This Stupid Day
In fact, today wasn’t really a stupid day.
It was a pretty good day.
We worked on stuff in Chem lecture that went really well for me (it turns out I freaking love math, but that’s another post). We got Exam II back in Sensation and Perception and I did really well (a 96; could’ve had a 98 if I hadn’t completely forgotten to answer question 31, but 96 is fine). We even got out of class early, and I got to ride my bike 8 whole miles (whoopee!).
Given the Usual Bronchitis (which, it turns out, is more like a sinus infection that has been exacerbating the crap out of my asthma and maybe a mild bronchitis), riding 8 miles in cold weather actually does feel like a big deal. I had forgotten what a difference my little nylon
terrorist mask balaclava makes — I can breathe through it pretty well, but it somehow takes the cold edge off the air; the edge that freaks my lungs out so badly. And, of course, medicine helps.
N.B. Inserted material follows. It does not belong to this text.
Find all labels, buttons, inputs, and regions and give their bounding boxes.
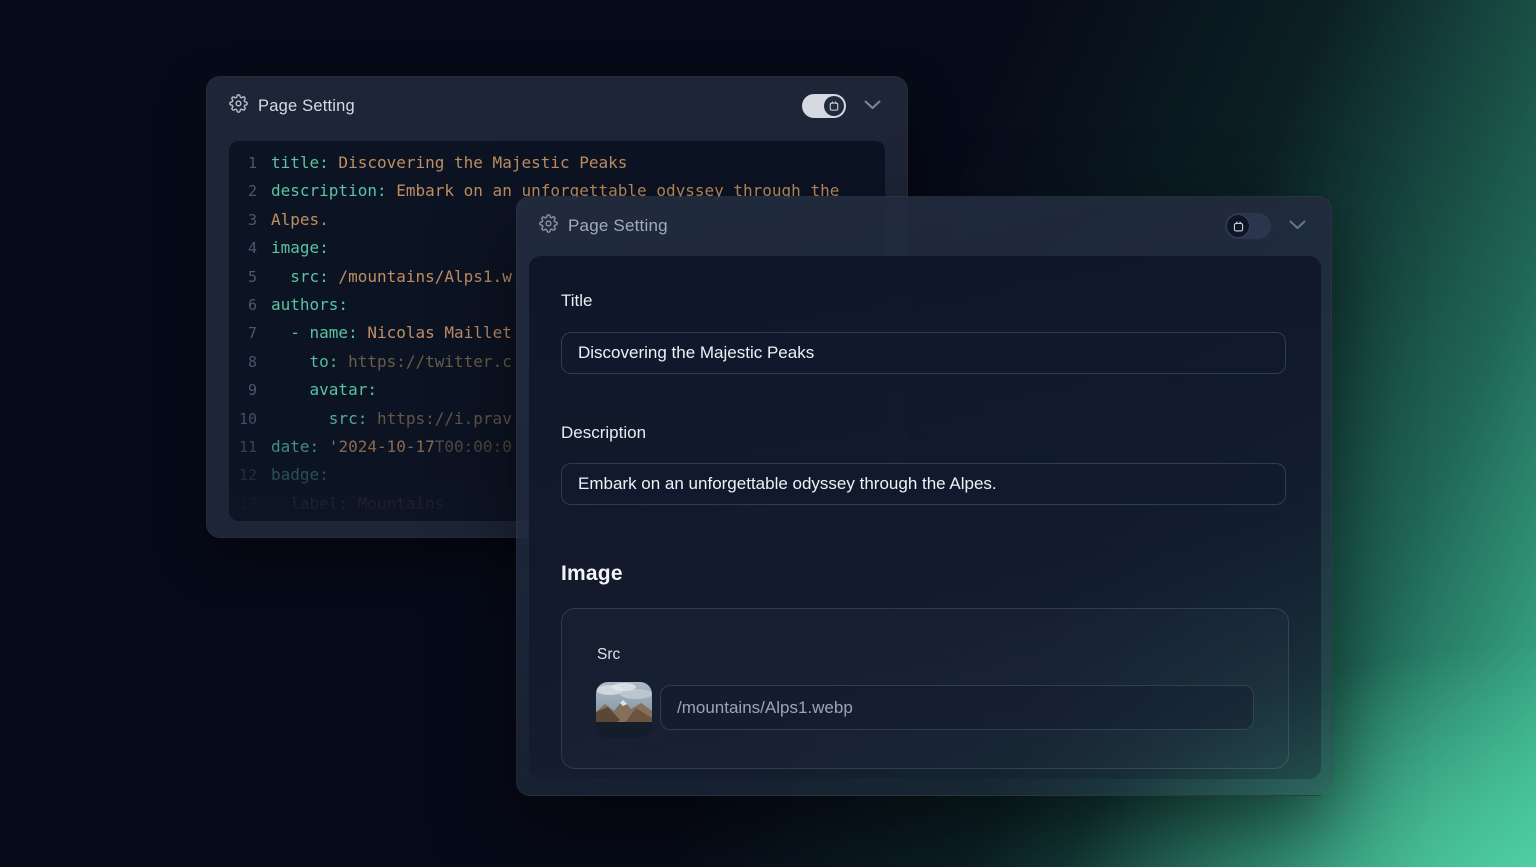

I even stopped and picked up dinner stuff — chicken, a take-n-bake multi-grain baguette, a couple other things — and came up with a dinner plan and rearranged some of the financial records in the basement (and discovered that Denis has complete financial records back to when I was in grade school — no, seriously, grade school, I’m not kidding).
When I got home, I ate lunch, I did the prep work so I could have dinner ready when Denis got home, and I ran a couple of loads of laundry…
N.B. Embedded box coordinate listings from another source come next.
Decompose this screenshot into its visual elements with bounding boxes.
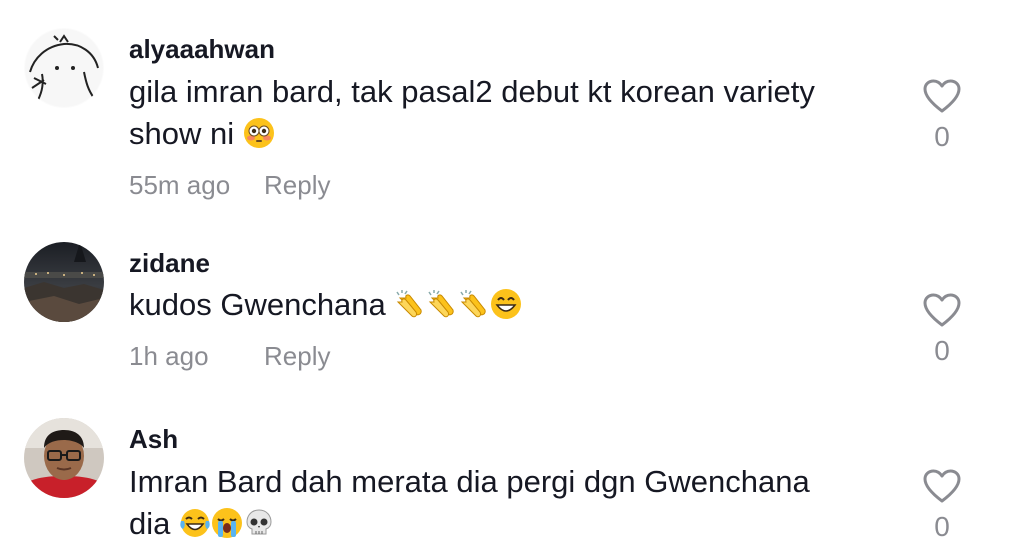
comment-username[interactable]: zidane bbox=[129, 248, 210, 278]
comment-text: kudos Gwenchana bbox=[129, 284, 889, 326]
comment-text-line: kudos Gwenchana bbox=[129, 287, 386, 322]
reply-button[interactable]: Reply bbox=[264, 341, 330, 371]
grinning-face-emoji bbox=[490, 288, 522, 320]
avatar-portrait-image bbox=[24, 418, 104, 498]
comment-text: gila imran bard, tak pasal2 debut kt kor… bbox=[129, 71, 889, 155]
heart-outline-icon bbox=[923, 293, 961, 327]
heart-outline-icon bbox=[923, 79, 961, 113]
comment-text-line: show ni bbox=[129, 116, 235, 151]
like-button[interactable]: 0 bbox=[920, 468, 964, 542]
like-button[interactable]: 0 bbox=[920, 78, 964, 152]
comment-text-line: dia bbox=[129, 506, 171, 541]
like-count: 0 bbox=[934, 121, 950, 152]
clapping-hands-emoji bbox=[426, 288, 458, 320]
avatar[interactable] bbox=[24, 418, 104, 498]
reply-button[interactable]: Reply bbox=[264, 170, 330, 200]
flushed-face-emoji bbox=[243, 117, 275, 149]
avatar[interactable] bbox=[24, 242, 104, 322]
heart-outline-icon bbox=[923, 469, 961, 503]
like-button[interactable]: 0 bbox=[920, 292, 964, 366]
comment-meta: 55m ago Reply bbox=[129, 170, 330, 200]
tears-of-joy-face-emoji bbox=[179, 507, 211, 539]
like-count: 0 bbox=[934, 335, 950, 366]
clapping-hands-emoji bbox=[458, 288, 490, 320]
comment-text-line: Imran Bard dah merata dia pergi dgn Gwen… bbox=[129, 464, 810, 499]
avatar-sketch-image bbox=[24, 28, 104, 108]
comment-username[interactable]: alyaaahwan bbox=[129, 34, 275, 64]
comment-text-line: gila imran bard, tak pasal2 debut kt kor… bbox=[129, 74, 815, 109]
comment-username[interactable]: Ash bbox=[129, 424, 178, 454]
like-count: 0 bbox=[934, 511, 950, 542]
comment-timestamp: 55m ago bbox=[129, 170, 231, 200]
loudly-crying-face-emoji bbox=[211, 507, 243, 539]
skull-emoji bbox=[243, 507, 275, 539]
clapping-hands-emoji bbox=[394, 288, 426, 320]
comment-text: Imran Bard dah merata dia pergi dgn Gwen… bbox=[129, 461, 889, 545]
avatar[interactable] bbox=[24, 28, 104, 108]
comment-timestamp: 1h ago bbox=[129, 341, 209, 371]
avatar-night-city-image bbox=[24, 242, 104, 322]
comment-meta: 1h ago Reply bbox=[129, 341, 330, 371]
…And still I find myself feeling pretty glum.
Some of it’s just the usual hormonal circus. I wouldn’t want to stop being an intersex person. I like me the way I am (and Denis really, really likes me the way I am). I would, however, not mind a little more stability in the hormonal department.
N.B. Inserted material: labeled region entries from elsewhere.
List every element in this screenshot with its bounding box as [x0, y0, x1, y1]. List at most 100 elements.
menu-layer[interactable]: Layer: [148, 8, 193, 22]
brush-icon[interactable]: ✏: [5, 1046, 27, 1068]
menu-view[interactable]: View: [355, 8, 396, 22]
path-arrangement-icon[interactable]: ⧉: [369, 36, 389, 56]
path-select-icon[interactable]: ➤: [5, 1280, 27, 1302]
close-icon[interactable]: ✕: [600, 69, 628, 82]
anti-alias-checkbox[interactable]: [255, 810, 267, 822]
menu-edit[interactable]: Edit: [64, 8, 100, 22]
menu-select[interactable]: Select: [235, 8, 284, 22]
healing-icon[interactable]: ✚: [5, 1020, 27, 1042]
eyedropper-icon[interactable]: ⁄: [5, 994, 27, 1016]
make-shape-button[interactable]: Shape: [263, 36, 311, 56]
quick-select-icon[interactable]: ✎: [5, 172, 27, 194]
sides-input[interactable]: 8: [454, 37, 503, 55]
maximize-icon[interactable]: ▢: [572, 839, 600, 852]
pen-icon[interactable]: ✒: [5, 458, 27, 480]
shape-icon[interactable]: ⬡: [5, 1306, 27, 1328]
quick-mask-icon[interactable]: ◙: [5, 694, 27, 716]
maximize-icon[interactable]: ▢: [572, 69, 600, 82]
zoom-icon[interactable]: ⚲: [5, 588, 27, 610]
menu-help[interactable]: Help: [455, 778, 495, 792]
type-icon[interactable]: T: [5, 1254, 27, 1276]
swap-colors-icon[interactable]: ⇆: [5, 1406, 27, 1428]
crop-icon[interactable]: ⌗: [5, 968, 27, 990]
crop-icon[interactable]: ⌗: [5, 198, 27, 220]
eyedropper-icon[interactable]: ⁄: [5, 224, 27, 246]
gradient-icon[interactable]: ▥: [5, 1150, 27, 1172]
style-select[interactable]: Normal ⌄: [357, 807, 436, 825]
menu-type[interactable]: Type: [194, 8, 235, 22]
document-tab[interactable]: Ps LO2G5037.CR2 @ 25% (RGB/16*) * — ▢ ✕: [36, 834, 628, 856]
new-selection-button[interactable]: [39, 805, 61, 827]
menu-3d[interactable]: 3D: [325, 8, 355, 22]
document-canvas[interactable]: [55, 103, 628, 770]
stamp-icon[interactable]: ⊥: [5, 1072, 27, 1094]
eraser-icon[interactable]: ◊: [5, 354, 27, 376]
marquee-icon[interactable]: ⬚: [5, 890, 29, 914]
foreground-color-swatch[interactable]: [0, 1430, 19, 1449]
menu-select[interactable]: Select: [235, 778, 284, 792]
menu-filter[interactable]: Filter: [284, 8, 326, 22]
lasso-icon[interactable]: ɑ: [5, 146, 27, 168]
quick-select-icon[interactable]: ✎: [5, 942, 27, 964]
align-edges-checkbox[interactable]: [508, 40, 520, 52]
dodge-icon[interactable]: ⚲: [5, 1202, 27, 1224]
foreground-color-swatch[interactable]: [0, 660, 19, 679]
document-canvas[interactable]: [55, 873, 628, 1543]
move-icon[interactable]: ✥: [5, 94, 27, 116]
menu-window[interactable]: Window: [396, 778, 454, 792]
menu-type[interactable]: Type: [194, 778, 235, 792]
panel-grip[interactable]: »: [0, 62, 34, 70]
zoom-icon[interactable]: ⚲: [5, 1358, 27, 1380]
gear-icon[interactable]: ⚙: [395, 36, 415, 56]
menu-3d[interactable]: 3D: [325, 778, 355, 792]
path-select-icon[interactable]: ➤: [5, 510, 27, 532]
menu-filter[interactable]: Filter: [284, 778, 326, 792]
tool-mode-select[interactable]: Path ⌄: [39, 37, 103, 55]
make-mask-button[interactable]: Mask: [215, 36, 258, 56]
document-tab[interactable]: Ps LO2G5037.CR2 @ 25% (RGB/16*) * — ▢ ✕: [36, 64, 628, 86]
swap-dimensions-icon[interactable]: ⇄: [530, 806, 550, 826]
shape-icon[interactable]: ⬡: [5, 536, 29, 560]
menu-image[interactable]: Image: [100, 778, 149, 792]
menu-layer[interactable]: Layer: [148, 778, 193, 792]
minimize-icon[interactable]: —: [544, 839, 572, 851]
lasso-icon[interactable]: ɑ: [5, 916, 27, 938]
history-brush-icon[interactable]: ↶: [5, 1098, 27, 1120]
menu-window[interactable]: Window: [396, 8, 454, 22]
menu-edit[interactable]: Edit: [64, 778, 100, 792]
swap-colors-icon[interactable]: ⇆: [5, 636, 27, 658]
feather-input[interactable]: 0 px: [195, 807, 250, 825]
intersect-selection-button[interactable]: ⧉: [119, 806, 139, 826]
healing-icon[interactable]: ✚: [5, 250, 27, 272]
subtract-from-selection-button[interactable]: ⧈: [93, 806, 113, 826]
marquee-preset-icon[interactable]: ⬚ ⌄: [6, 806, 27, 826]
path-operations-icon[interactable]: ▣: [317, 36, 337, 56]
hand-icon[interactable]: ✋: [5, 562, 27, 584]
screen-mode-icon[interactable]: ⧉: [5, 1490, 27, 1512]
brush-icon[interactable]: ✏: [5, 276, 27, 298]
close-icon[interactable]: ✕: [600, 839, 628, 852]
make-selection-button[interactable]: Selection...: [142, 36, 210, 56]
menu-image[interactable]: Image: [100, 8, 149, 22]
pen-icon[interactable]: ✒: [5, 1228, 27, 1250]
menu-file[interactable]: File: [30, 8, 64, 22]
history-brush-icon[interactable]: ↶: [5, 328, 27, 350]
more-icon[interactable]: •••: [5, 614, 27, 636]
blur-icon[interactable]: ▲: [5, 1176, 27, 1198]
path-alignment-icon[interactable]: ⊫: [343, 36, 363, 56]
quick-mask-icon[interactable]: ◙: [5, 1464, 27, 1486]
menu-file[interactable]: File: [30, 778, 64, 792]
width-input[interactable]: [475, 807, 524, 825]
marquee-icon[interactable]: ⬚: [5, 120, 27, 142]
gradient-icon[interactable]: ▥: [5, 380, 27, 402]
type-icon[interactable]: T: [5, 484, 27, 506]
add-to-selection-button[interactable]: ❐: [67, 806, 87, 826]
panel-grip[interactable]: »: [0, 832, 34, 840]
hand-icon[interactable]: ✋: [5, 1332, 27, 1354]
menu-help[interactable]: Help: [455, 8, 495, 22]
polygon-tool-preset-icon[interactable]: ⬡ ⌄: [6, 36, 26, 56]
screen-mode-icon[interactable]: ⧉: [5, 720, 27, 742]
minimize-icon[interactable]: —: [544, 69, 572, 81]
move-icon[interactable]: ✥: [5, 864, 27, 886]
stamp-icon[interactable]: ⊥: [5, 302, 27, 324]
Admittedly, it’s worse than it could be right now, because being sick made for a quick, hard taper on the bike. Riding is totally my mood stabilizer, so right now I’m essentially off my meds, heh.
And then, also, our house is a disaster area right now.
I mean, it could be worse. We aren’t by any means at DEFCON-Hoarders or anything like that. It’s just cluttered; the surface clutter of the past two months or so. I just lost all control of my household responsibilities a while back and haven’t been able to regain it.
I am deeply and abidingly annoyed about the house (and the fact that I am like a month behind on the finances) right now. I just don’t know how to begin untangling the knot. It doesn’t appear that my recent efforts have made any improvements, and therefore they seem meaningless and like a waste of time.
Denis has taken over washing the dishes for me, which has been a help, but I miss being the reason that he never had to lift a finger once he got home. I realize for a lot of people that wouldn’t be a huge motivator; for me, it is. Different strokes for different folks.
The difficulty is learning balance. I still really, really suck at balancing … well, anything. This summer I learned that even a rigorous training schedule can derail my ability to manage the house. Two hours’ scheduled ride time somehow turns into two hours’ ride, plus lunch, plus rambling around after lunch running errands, and then I get home and I have essentially no time ’til Denis returns from work (admittedly, the fact that Denis gets home at a different time every day is very hard for me).
This is frustrating. It’s a problem I don’t know how to fix. I realize that medication might be part of the answer in the long term. Like, actual medication. Not just bike “medication.” I recognize that I’m probably going to need more help than that in the adult world, even if my adult world, after I graduate, means staying home and raising kids rather than going to med school or whatever. In fact, I’d say that medication might be about twice as helpful if I decide to keep doing the homemaker thing, because I’ll have to manage all the things I’m worst at — time, scheduling, etc.
I am no longer at a point where I’m willing to keep flogging myself. It’s stupid not to use tools that work. More effort won’t help; if I make any more effort, I’ll explode. More focus will help, and medication can help with that.
I’m just rambling. Anyway, at the end of the day, all this stuff sometimes leaves me grumbling, This stupid day. Which is, in fact, stupid in and of itself, because today was actually a glorious and a pretty darned good day.
And the rest will eventually get sorted, or the whole ship will sink and we’ll start over.
I guess I’ll try to remember that.
That’s it for now. Bikier stuff is coming.
Keep the rubber side down, and try to keep at least one surface free of debris. You need somewhere to put your wheel when you’re changing your tires, after all.